Australia has two courts that deal with family law matters - the Federal Circuit Court and the Family Court. Recent changes proposed by the Morrison Government will merge the two courts, aiming to provide an overarching and unified structure known as the Federal Circuit and Family Court of Australia.
The Federal Circuit Court:
The Federal Circuit Court deals with a higher number of family law cases and is governed by the Federal Circuit Court Rules (2001).
Cases the Federal Circuit Court governs over include:
· Parenting and financial matters
· Child support and maintenance
· Injunctions; and
· Location and recovery of children
The Family Court:
The Family Court deals with more complex family law matters, and is governed by the Family Law Rules (2004).
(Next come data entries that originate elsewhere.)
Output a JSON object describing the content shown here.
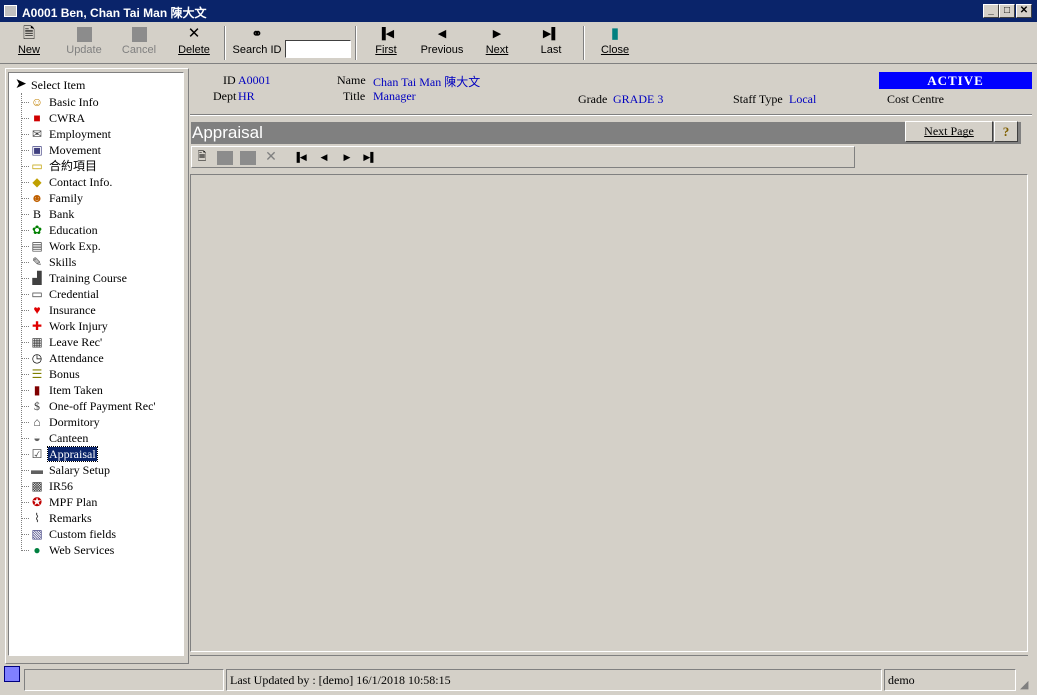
{
  "window": {
    "title": "A0001 Ben, Chan Tai Man 陳大文"
  },
  "toolbar": {
    "new": "New",
    "update": "Update",
    "cancel": "Cancel",
    "delete": "Delete",
    "search_id": "Search ID",
    "search_value": "",
    "first": "First",
    "previous": "Previous",
    "next": "Next",
    "last": "Last",
    "close": "Close"
  },
  "tree": {
    "root": "Select Item",
    "items": [
      {
        "label": "Basic Info",
        "icon": "person-icon",
        "glyph": "☺",
        "color": "#c08000"
      },
      {
        "label": "CWRA",
        "icon": "book-icon",
        "glyph": "■",
        "color": "#d00000"
      },
      {
        "label": "Employment",
        "icon": "envelope-icon",
        "glyph": "✉",
        "color": "#404040"
      },
      {
        "label": "Movement",
        "icon": "computer-icon",
        "glyph": "▣",
        "color": "#404080"
      },
      {
        "label": "合約項目",
        "icon": "folder-icon",
        "glyph": "▭",
        "color": "#c0a000"
      },
      {
        "label": "Contact Info.",
        "icon": "contact-icon",
        "glyph": "◆",
        "color": "#c0a000"
      },
      {
        "label": "Family",
        "icon": "family-icon",
        "glyph": "☻",
        "color": "#c06000"
      },
      {
        "label": "Bank",
        "icon": "bank-icon",
        "glyph": "B",
        "color": "#000000"
      },
      {
        "label": "Education",
        "icon": "education-icon",
        "glyph": "✿",
        "color": "#008000"
      },
      {
        "label": "Work Exp.",
        "icon": "document-icon",
        "glyph": "▤",
        "color": "#404040"
      },
      {
        "label": "Skills",
        "icon": "wrench-icon",
        "glyph": "✎",
        "color": "#404040"
      },
      {
        "label": "Training Course",
        "icon": "training-icon",
        "glyph": "▟",
        "color": "#404040"
      },
      {
        "label": "Credential",
        "icon": "id-card-icon",
        "glyph": "▭",
        "color": "#404040"
      },
      {
        "label": "Insurance",
        "icon": "heart-icon",
        "glyph": "♥",
        "color": "#e00000"
      },
      {
        "label": "Work Injury",
        "icon": "first-aid-icon",
        "glyph": "✚",
        "color": "#e00000"
      },
      {
        "label": "Leave Rec'",
        "icon": "calendar-icon",
        "glyph": "▦",
        "color": "#404040"
      },
      {
        "label": "Attendance",
        "icon": "clock-icon",
        "glyph": "◷",
        "color": "#000000"
      },
      {
        "label": "Bonus",
        "icon": "money-icon",
        "glyph": "☰",
        "color": "#808000"
      },
      {
        "label": "Item Taken",
        "icon": "item-icon",
        "glyph": "▮",
        "color": "#800000"
      },
      {
        "label": "One-off Payment Rec'",
        "icon": "dollar-icon",
        "glyph": "$",
        "color": "#404040"
      },
      {
        "label": "Dormitory",
        "icon": "house-icon",
        "glyph": "⌂",
        "color": "#404040"
      },
      {
        "label": "Canteen",
        "icon": "bowl-icon",
        "glyph": "◒",
        "color": "#606060"
      },
      {
        "label": "Appraisal",
        "icon": "checkbox-icon",
        "glyph": "☑",
        "color": "#404040"
      },
      {
        "label": "Salary Setup",
        "icon": "salary-icon",
        "glyph": "▬",
        "color": "#606060"
      },
      {
        "label": "IR56",
        "icon": "save-disk-icon",
        "glyph": "▩",
        "color": "#404040"
      },
      {
        "label": "MPF Plan",
        "icon": "mpf-icon",
        "glyph": "✪",
        "color": "#c00000"
      },
      {
        "label": "Remarks",
        "icon": "paperclip-icon",
        "glyph": "⌇",
        "color": "#404040"
      },
      {
        "label": "Custom fields",
        "icon": "custom-icon",
        "glyph": "▧",
        "color": "#404080"
      },
      {
        "label": "Web Services",
        "icon": "globe-icon",
        "glyph": "●",
        "color": "#008040"
      }
    ],
    "selected": "Appraisal"
  },
  "header": {
    "id_label": "ID",
    "id_value": "A0001",
    "dept_label": "Dept",
    "dept_value": "HR",
    "name_label": "Name",
    "name_value": "Chan Tai Man  陳大文",
    "title_label": "Title",
    "title_value": "Manager",
    "grade_label": "Grade",
    "grade_value": "GRADE 3",
    "staff_type_label": "Staff Type",
    "staff_type_value": "Local",
    "status": "ACTIVE",
    "cost_centre_label": "Cost Centre"
  },
  "panel": {
    "title": "Appraisal",
    "next_page": "Next Page",
    "help": "?"
  },
  "status_bar": {
    "last_updated": "Last Updated by : [demo]  16/1/2018 10:58:15",
    "user": "demo"
  }
}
· International child abduction
· International relocation
· Disputes as to whether the case should be heard in Australia.
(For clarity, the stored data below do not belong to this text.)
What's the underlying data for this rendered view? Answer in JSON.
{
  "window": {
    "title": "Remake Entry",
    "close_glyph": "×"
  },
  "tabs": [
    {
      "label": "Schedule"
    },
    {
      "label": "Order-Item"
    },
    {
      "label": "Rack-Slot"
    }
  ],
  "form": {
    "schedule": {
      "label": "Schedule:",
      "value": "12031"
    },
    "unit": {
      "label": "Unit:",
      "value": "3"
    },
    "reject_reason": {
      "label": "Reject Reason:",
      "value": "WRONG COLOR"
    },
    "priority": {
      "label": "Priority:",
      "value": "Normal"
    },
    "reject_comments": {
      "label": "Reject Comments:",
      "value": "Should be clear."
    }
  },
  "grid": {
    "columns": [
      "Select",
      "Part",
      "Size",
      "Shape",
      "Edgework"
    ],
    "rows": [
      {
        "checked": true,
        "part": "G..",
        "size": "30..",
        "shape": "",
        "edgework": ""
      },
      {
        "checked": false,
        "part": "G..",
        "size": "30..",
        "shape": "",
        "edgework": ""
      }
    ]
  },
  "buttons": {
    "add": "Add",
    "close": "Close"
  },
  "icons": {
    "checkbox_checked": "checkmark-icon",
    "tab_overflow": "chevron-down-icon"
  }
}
· Special medical procedures
· Contravention of parenting orders made within 12 months of filing
· Serious allegations of sexual or physical abuse of a child
· Complex issues regarding jurisdiction
· Matters exceeding four days of hearing time
· Validity of marriages and divorces; and
The new Bill, called the Merger Bill, proposes the courts be combined and collectively referred to as ‘Federal Circuit and Family Court of Australia’.
Despite opposition from the Labor Party, the Bill passed the House of Representatives this month and has been shelved to be further debated in parliament next year.